The Clinical View of Sepsis-Associated AKI: How Basic Science Can Help Solve This Problem.

作者信息

Odum James D, Hasson Denise C, Stanski Natalja L, Gómez Hernando, Soranno Danielle E

机构信息

Department of Pediatrics, Division of Pediatric Critical Care Medicine, University of Alabama at Birmingham, Birmingham, AL.
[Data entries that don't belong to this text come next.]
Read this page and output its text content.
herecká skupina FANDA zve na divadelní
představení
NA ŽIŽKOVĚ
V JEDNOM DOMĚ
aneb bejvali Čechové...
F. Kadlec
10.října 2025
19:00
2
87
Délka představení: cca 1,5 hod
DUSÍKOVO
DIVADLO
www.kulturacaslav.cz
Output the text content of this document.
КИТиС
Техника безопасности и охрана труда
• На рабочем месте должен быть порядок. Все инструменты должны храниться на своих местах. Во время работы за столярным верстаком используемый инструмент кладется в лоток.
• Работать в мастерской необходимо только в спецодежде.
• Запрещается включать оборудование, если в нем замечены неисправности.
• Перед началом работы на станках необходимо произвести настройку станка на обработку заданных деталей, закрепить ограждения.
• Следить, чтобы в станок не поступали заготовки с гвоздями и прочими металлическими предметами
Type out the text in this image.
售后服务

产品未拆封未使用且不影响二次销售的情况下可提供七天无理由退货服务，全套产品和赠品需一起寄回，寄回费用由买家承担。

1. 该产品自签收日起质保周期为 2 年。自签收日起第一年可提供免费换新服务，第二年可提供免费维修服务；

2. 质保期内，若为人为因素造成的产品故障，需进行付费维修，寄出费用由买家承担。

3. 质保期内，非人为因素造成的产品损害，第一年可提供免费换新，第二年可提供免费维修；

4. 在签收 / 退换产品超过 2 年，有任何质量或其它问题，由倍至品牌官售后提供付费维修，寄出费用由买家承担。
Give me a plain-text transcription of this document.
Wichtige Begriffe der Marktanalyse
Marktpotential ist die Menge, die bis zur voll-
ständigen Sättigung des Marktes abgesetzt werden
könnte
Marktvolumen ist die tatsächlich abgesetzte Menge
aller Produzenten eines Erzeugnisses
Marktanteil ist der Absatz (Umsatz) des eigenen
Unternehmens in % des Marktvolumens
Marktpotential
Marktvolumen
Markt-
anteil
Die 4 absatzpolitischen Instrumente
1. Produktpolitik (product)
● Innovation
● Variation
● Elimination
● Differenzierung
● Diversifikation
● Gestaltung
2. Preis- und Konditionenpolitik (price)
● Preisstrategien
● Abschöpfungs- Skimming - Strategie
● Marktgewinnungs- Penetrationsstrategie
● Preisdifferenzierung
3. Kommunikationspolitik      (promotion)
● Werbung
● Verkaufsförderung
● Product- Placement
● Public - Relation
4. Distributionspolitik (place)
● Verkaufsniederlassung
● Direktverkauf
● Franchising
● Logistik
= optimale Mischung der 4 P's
Department of Pediatrics, Division of Pediatric Critical Care Medicine, Hassenfeld Children's Hospital, NYU Langone, New York, NY.

出版信息

Semin Nephrol. 2025 Sep 10:151665. doi: 10.1016/j.semnephrol.2025.151665.

DOI:10.1016/j.semnephrol.2025.151665
PMID:40935732
原文链接:https://pmc.ncbi.nlm.nih.gov/articles/PMC12435906/
Abstract

The global health impact of sepsis is difficult to understate. As a complication of sepsis, the development of sepsis-associated acute kidney injury (SA-AKI) significantly increases the risk of mortality. Although several epidemiological risk factors for SA-AKI are known, the heterogeneity of this syndrome-across patients, pathogens, and treatment responses-has hindered therapeutic innovation and contributed to persistently poor outcomes. Precision medicine offers a promising framework to address this complexity, yet a substantial translational gap remains between mechanistic insights from preclinical models and the therapeutic strategies used in clinical practice. To bridge this gap, researchers should consider aligning preclinical models with human sepsis and embrace SA-AKI heterogeneity to identify treatable, mechanistically informed subtypes (endotypes). These efforts could enable the development of personalized therapies aimed at reducing the burden of SA-AKI. Semin Nephrol 36:x-xx © 20XX Elsevier Inc. All rights reserved.

摘要

脓毒症对全球健康的影响难以低估。作为脓毒症的一种并发症,脓毒症相关急性肾损伤(SA-AKI)的发生显著增加了死亡风险。尽管已知一些SA-AKI的流行病学风险因素,但该综合征在患者、病原体和治疗反应方面的异质性阻碍了治疗创新,并导致预后持续不佳。精准医学提供了一个有前景的框架来应对这种复杂性,然而,临床前模型的机制性见解与临床实践中使用的治疗策略之间仍存在很大的转化差距。为了弥合这一差距,研究人员应考虑使临床前模型与人类脓毒症相匹配,并接受SA-AKI的异质性,以识别可治疗的、基于机制的亚型(内型)。这些努力可以推动旨在减轻SA-AKI负担的个性化疗法的发展。《肾脏病学研讨会》36:x-xx © 20XX爱思唯尔公司。保留所有权利。